According to a report by Javelin Strategy and Research, mobile point of sale transactions could account for $1.1 trillion in new card payments every year! Yes, you read that right…that’s “trillion” with a “t.” The study goes on to mention that mobile POS could expand the existing market for card payment networks by as much as 20 million merchants. With that said, it seems that mobile technologies will be even more relevant in the years to come due to other mobile payment solution technologies that are slowly emerging worldwide. In order to stay competitive in their industries, some merchants will have to add mobile card acceptance solutions or replace their current POS terminals altogether if it makes sense for their business. Companies with field agents such as rescue-rooter, will need to collect payment for pluming services once the job at a customer’s house is completed. This is where mobile payment solutions can be effective and ideal. If your company doesn’t have field agents, but has fluctuating store traffic, mobile payment solutions can be helpful and make your business more efficient by giving your sales team the ability to checkout customers anywhere in the store if they are ready to buy.

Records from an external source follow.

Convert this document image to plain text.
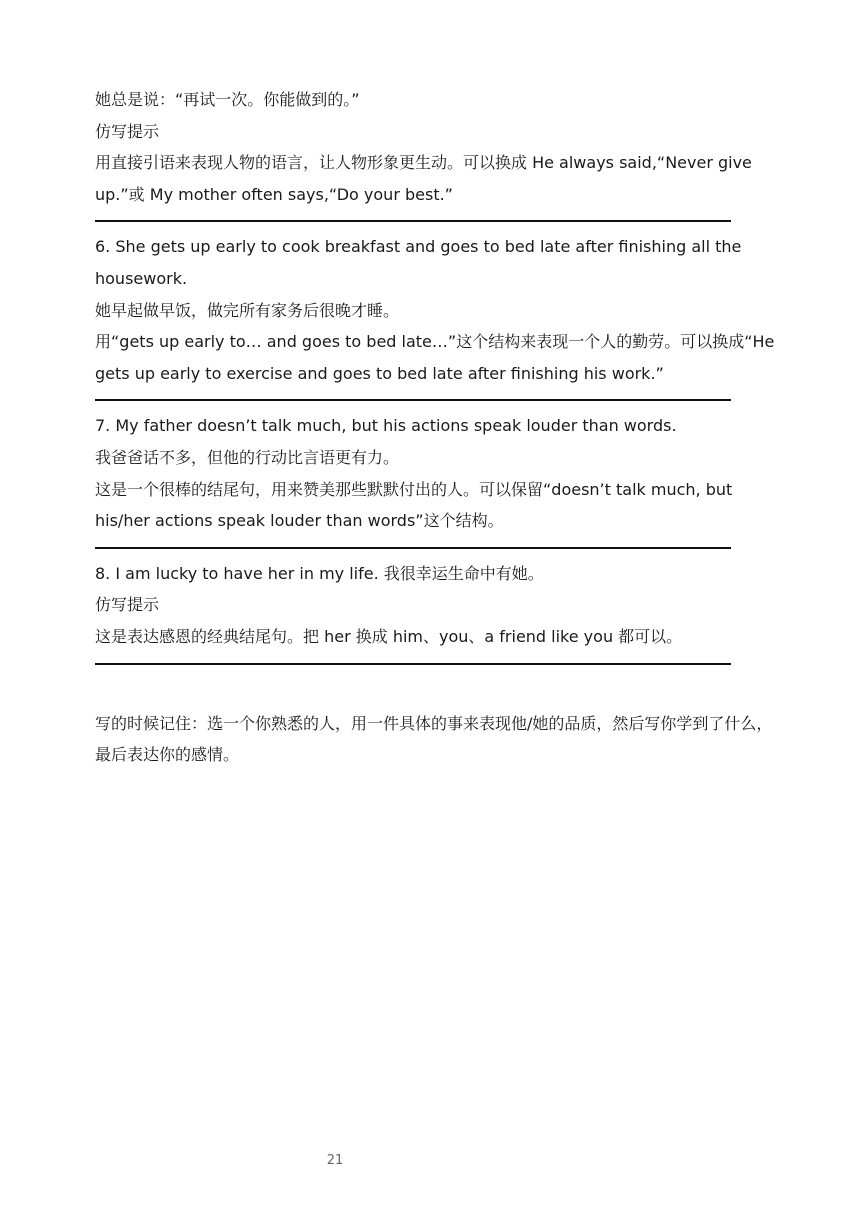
她总是说：“再试一次。你能做到的。”

仿写提示

用直接引语来表现人物的语言，让人物形象更生动。可以换成 He always said,“Never give up.”或 My mother often says,“Do your best.”

6. She gets up early to cook breakfast and goes to bed late after finishing all the housework.

她早起做早饭，做完所有家务后很晚才睡。

用“gets up early to… and goes to bed late…”这个结构来表现一个人的勤劳。可以换成“He gets up early to exercise and goes to bed late after finishing his work.”

7. My father doesn’t talk much, but his actions speak louder than words.

我爸爸话不多，但他的行动比言语更有力。

这是一个很棒的结尾句，用来赞美那些默默付出的人。可以保留“doesn’t talk much, but his/her actions speak louder than words”这个结构。

8. I am lucky to have her in my life. 我很幸运生命中有她。

仿写提示

这是表达感恩的经典结尾句。把 her 换成 him、you、a friend like you 都可以。

写的时候记住：选一个你熟悉的人，用一件具体的事来表现他/她的品质，然后写你学到了什么，最后表达你的感情。

21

For credit card processing companies like Cut Merchant Fees, this means progressive change to adapt new technologies and move with market demand and trends. Mary Monahan, EVP and research director for mobile at Javelin Strategy & Research stated “the new mobile POS players pose a threat to the traditional POS terminal and acquiring businesses, which must adapt, invest, or acquire.” Cut Merchant Fees has adapted by integrating their virtual gateway, EBizCharge, to work with the most popular accounting softwares, online shopping carts, and PaySaber mobile payment solutions so that merchants can collect credit card payments anywhere, anytime.